A joint venture in Malaysia formed by Mitsubishi Chemical Industries with other regional companies, including a state-owned enterprise, started a rare earth processing plant in Bukit Merah, Perak, Malaysia, in the early 1980s. Known as Asian Rare Earth (ARE), the plant handed on its waste to Perak Government, with a view to its potential as a source of nuclear energy being taken advantage of in the future. With China now considering the development of a new generation of thorium-fuelled nuclear power plants, such waste dumps could indeed eventually turn into gold mines.
 
Toxic and radioactive waste in the dumps caused cancer rates to soar in the district, notably the incidence of leukaemia among young people. Also, an unusually high number of congenital birth defects, miscarriages and infant deaths were recorded, with lead poisoning from the tailings playing a role as well. Persistent and strong public pressure eventually forced ARE to stop operations, and the Bukit Merah plant was closed down in 1994.
 
Work on a proper storage facility for the waste only started in early 2010. And as late as June that year, former Malaysian premier Dr. Mahathir Mohamad, an opponent of nuclear power in the country, stated that “in Malaysia, we do have nuclear waste which perhaps the public is not aware of. We had to bury the tin tailings in Perak, deep in the ground. But the place is still not safe. Almost one square mile of that area is dangerous.” Outspoken though ex-Premier Mohamad may have been, his remarks were not entirely correct. For an inspection of the 80,000 drums containing the radioactive waste in the dump revealed that they were in fact loaded with thorium hydrochloride, not tin tailings.
 
In Malaysia, continuing public protest has delayed the opening of a rare earth refinery plant by Australia’s Lynas Corporation in Gebeng, Kuantan. The plant, originally scheduled to start operating last year, would be the largest of its kind in the world.
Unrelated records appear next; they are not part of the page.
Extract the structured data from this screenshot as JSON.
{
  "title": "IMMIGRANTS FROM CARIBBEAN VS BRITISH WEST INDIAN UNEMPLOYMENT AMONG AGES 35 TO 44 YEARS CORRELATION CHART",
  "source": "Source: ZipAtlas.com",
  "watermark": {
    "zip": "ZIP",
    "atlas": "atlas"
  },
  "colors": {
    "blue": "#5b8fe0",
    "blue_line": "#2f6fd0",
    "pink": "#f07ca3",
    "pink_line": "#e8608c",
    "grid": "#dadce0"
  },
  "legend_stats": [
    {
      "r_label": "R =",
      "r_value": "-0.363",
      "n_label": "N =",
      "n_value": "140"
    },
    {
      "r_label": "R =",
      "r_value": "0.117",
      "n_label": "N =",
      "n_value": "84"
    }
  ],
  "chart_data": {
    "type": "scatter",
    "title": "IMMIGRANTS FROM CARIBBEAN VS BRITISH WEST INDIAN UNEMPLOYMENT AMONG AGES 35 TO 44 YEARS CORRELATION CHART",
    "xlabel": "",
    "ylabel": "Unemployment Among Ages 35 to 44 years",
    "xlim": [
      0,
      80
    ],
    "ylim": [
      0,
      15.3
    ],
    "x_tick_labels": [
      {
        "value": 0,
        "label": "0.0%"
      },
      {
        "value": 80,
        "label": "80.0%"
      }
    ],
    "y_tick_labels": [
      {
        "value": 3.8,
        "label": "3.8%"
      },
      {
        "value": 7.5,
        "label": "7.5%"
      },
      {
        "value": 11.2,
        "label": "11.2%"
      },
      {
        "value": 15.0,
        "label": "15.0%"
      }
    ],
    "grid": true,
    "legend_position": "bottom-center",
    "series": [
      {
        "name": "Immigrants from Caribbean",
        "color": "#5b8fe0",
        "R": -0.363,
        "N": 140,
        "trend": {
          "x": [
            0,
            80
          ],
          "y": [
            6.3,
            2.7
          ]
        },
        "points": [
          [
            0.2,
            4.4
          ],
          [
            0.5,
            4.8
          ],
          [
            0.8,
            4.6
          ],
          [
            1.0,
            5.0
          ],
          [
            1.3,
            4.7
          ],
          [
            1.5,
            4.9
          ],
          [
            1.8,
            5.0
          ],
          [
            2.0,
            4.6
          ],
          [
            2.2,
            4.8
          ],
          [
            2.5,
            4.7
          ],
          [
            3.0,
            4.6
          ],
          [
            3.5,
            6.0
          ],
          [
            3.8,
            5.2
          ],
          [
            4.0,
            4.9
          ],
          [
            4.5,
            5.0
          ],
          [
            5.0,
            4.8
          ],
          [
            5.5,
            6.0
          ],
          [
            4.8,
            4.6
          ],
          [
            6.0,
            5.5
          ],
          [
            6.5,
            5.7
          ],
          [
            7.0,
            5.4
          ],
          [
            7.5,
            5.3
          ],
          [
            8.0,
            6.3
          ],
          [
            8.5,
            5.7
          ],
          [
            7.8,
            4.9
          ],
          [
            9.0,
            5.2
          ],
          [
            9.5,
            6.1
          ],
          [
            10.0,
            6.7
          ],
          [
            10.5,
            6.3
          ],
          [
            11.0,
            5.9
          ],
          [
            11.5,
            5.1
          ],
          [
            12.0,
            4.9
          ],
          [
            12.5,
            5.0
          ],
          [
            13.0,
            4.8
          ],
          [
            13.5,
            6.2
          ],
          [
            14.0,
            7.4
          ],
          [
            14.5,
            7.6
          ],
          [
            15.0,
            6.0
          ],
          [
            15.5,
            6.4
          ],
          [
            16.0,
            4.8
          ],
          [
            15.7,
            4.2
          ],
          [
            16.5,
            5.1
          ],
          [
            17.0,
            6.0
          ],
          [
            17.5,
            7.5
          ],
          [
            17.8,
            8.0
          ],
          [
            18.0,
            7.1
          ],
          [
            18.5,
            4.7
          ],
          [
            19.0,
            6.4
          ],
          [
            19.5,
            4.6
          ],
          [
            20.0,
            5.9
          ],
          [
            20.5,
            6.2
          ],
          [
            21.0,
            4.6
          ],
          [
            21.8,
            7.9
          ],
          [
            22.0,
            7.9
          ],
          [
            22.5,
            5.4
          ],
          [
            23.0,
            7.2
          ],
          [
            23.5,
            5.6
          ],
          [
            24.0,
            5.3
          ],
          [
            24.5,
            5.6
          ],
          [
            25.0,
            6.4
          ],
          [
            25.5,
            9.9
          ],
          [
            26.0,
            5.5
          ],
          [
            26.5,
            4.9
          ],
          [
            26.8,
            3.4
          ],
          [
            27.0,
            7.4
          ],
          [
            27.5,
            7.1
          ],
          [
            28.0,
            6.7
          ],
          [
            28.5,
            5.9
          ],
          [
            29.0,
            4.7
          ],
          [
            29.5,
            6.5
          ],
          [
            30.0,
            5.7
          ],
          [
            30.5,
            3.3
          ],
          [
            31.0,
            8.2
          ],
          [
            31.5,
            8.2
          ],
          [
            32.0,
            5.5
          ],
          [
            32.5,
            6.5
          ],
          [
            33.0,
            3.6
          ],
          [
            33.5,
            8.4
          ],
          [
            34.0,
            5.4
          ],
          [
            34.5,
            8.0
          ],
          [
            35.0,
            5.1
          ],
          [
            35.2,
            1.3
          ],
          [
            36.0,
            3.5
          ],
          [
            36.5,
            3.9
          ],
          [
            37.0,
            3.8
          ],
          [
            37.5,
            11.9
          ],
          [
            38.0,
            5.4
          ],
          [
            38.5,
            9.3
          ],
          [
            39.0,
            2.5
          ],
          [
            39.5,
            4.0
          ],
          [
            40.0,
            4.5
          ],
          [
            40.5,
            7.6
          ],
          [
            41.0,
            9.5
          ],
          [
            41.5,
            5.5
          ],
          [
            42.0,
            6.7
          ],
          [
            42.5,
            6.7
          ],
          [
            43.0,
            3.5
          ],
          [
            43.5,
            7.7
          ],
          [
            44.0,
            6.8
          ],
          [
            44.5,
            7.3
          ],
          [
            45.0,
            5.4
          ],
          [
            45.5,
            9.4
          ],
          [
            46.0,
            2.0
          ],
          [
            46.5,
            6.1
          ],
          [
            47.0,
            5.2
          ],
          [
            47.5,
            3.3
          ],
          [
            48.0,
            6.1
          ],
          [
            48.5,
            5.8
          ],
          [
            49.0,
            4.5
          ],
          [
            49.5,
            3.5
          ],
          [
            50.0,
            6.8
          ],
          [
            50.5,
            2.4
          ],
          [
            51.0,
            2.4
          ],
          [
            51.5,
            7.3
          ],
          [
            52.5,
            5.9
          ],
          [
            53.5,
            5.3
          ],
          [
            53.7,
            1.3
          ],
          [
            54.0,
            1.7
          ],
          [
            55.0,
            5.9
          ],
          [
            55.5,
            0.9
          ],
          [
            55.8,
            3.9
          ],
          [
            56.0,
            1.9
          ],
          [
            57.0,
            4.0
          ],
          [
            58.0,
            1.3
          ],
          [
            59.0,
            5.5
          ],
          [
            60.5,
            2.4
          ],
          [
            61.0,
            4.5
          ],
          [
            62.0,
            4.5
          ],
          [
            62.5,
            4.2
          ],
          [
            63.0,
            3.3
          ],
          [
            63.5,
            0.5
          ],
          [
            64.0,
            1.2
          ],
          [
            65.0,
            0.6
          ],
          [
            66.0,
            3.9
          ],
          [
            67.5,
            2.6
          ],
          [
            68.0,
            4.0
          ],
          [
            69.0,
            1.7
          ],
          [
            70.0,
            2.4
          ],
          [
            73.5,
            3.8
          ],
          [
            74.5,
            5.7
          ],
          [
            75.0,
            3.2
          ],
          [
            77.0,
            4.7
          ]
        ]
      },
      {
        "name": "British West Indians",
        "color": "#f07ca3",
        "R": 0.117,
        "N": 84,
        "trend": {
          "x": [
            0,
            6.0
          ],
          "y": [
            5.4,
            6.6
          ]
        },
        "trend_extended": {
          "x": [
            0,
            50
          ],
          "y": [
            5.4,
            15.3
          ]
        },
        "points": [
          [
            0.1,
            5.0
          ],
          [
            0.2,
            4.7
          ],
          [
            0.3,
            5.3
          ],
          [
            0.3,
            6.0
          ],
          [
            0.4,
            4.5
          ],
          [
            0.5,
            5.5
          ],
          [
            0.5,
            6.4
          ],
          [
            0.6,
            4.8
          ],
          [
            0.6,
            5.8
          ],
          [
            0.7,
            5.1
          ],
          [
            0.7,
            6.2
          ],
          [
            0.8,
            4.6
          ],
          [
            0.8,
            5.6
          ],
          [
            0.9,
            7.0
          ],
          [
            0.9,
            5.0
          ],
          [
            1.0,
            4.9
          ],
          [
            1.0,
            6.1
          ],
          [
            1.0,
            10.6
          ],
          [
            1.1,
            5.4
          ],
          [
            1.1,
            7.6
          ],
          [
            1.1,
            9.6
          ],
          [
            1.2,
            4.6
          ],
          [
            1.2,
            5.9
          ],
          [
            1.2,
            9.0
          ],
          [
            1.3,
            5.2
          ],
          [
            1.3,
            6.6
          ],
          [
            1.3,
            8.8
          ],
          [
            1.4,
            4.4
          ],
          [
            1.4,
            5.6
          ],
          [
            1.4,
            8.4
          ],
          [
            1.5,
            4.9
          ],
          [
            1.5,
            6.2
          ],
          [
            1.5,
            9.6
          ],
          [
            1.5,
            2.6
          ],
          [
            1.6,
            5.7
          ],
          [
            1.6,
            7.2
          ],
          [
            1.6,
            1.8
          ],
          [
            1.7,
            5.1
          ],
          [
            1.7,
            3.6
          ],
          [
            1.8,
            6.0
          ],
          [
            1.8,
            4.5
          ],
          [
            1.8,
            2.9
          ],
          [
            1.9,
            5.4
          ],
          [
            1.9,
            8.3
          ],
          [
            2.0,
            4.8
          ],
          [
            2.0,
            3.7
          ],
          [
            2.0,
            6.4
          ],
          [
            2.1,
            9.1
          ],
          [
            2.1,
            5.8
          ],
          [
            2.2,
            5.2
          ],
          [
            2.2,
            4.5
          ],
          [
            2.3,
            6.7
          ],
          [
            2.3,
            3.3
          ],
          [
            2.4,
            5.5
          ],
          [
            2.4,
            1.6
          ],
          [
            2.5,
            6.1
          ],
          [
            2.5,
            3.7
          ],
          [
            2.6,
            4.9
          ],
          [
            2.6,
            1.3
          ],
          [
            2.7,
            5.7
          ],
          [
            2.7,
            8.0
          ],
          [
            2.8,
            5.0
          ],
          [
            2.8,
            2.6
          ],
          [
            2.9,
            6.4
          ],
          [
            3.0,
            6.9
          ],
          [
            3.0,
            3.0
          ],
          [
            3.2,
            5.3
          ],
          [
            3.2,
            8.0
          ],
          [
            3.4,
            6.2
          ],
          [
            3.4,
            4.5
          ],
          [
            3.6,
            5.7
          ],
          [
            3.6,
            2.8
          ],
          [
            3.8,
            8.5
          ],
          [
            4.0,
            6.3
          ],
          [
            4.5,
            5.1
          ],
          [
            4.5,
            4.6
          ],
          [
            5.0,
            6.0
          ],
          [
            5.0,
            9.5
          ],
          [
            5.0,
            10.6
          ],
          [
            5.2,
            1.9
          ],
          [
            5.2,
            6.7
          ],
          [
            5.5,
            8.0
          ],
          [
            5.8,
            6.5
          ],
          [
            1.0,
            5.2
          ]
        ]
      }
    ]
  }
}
The plan is to process lanthanide ore shipped in from Mount Weld Mine, in Western Australia.
 
A temporary operating licence (TOL) granted last year has been suspended by the authorities. “We need the TOL as fast as possible to prove this plant is safe,” says Lynas Malaysia’s Managing Director Mashal Ahmad. Despite the widespread public protest in the wake of the Buket Merah disaster, Ahmad is confident that Lynas will eventually get the go-ahead for the plant.
 
Asked why the Gebeng site was chosen, Ahmad refers to the problem of water supply for refinery plants in Western Australia. “Even in Perth, it is very difficult to get sufficient amounts of water. The water in the region comes from desalination plants,” he explains. “Water is expensive in Western Australia. It would not be economical to build the plant there. But there is water in Kuantan.”
 
Another argument in favour of a Malaysian plant that Lynus have persistently put forward is that it would provide the country with a local rare earth source for its burgeoning high-tech industry. However, one aspect that Lynus representatives prefer not to refer to is the much tighter environmental regulations that a refinery plant would be subject to in Australia.
 
Occupational health and safety specialist Dr. T. Jayabalan heavily objects to the new Gebeng plant, referring to toxic waste that can travel for miles in winds. “It creates a path of harm,” he says. “And people are unaware what this harm is.”
 
Obviously, governments imposing tough regulations on mining and processing operations can at least help stem the spread of wildcat mines and their disastrous effects. But state intervention is no ultimate guarantee that pollution will be prevented, as the long history of the Buket Merah disaster shows.
 
Wherever the optimum locations for the world’s chief sources of rare earths turn out to be in the end, the prospect of green energy technologies becoming widespread in the industrialised countries at the expense of the environment and people’s health elsewhere seems rather worrying. And it seems ironic that the waste from processing input for the new technologies could serve the revival of one of the very technologies they were supposed to render obsolete: nuclear power.